Tunisian cinema critic:

What is the current political situation like in Tunisia and how it affects culture?

She said that the Muslim Brotherhood (MB) terrorist group control the south on social level and have no influence on the north, as well as on mosques in the entire country, unlike Egypt, Tunisia does not include the same proportion of the Salafists, adding: “We only feel their presence in demonstrations, because of their distinctive violent language, well-known black badges,”

Idris revealed that in Tunisia, MB is allied with the regime and pretend to be innocent, but all the intellectuals and politicians realize that this is just a mask, stressing that MB’s dominance has changed Tunisia for the worse, as MB’s presence re-opened made some topics, which were concluded ages ago, including polygamy. She blamed the MB for the occurrence of customary marriages, which Tunisians did not know of, before the MB persuaded people who wanted to marry more than one wife that marriage does not have to be official, in an attempt to escape the legal boundaries of the constitution that respects women and bans marrying more than one wife.

Furthermore, she pointed to Al-Bawaba that during the era of Bourguiba, there was a social obligation among citizens concerning family planning, as every family had the right to have four children and not exceed that, and now there is a campaign against it, as the MB persuades citizens to increase giving birth to children. She warned that that would hinder development and restricts the state's economy, adding that in Tunisia only the elite realizes the MB’s intentions, while the public sympathizes with the MB.

Photo by: Fawez Brins
Photo by: Fawez Brins

How do you see film production before and after the Arab Spring?
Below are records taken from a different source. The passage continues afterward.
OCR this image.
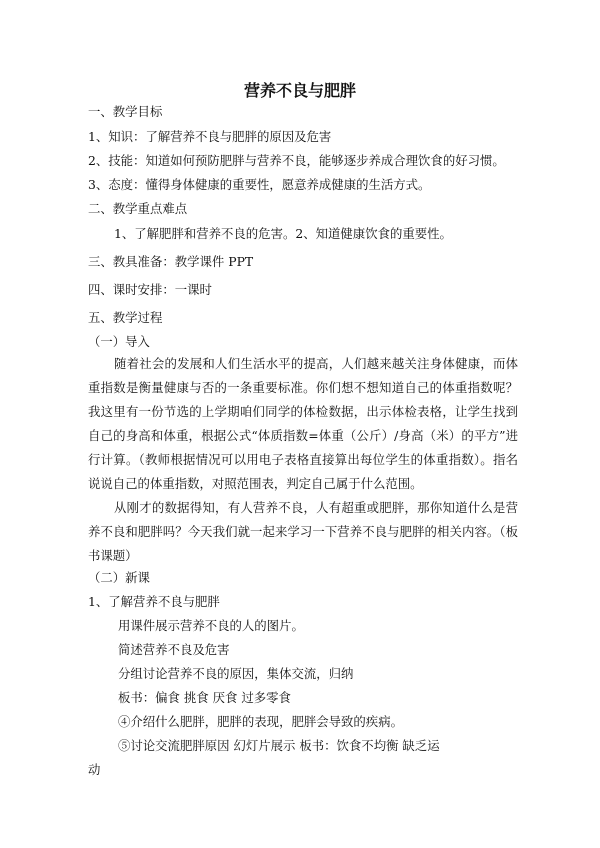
营养不良与肥胖
一、教学目标
1、知识：了解营养不良与肥胖的原因及危害
2、技能：知道如何预防肥胖与营养不良，能够逐步养成合理饮食的好习惯。
3、态度：懂得身体健康的重要性，愿意养成健康的生活方式。
二、教学重点难点
1、了解肥胖和营养不良的危害。2、知道健康饮食的重要性。
三、教具准备：教学课件 PPT
四、课时安排：一课时
五、教学过程
（一）导入

随着社会的发展和人们生活水平的提高，人们越来越关注身体健康，而体重指数是衡量健康与否的一条重要标准。你们想不想知道自己的体重指数呢？我这里有一份节选的上学期咱们同学的体检数据，出示体检表格，让学生找到自己的身高和体重，根据公式“体质指数=体重（公斤）/身高（米）的平方”进行计算。（教师根据情况可以用电子表格直接算出每位学生的体重指数）。指名说说自己的体重指数，对照范围表，判定自己属于什么范围。

从刚才的数据得知，有人营养不良，人有超重或肥胖，那你知道什么是营养不良和肥胖吗？今天我们就一起来学习一下营养不良与肥胖的相关内容。（板书课题）

（二）新课
1、了解营养不良与肥胖
用课件展示营养不良的人的图片。
简述营养不良及危害
分组讨论营养不良的原因，集体交流，归纳
板书：偏食 挑食 厌食 过多零食
④介绍什么肥胖，肥胖的表现，肥胖会导致的疾病。
⑤讨论交流肥胖原因 幻灯片展示 板书：饮食不均衡 缺乏运
动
She replied by saying: “When a film was produced in a year, we were happy, but now there are a lot of films, which achieved massive success in the festival and won a lot of awards, including As I Open My Eyes, written by Leyla Bouzid and released in 2015, and won more than 40 awards,”

Idris pointed to Al-Bawaba that the film, which was displayed in Egypt, talks about an 18-year-old girl who loves to sing and wants to express herself. She explained that the events of the film takes place in 2010 before the Arab spring revolutions.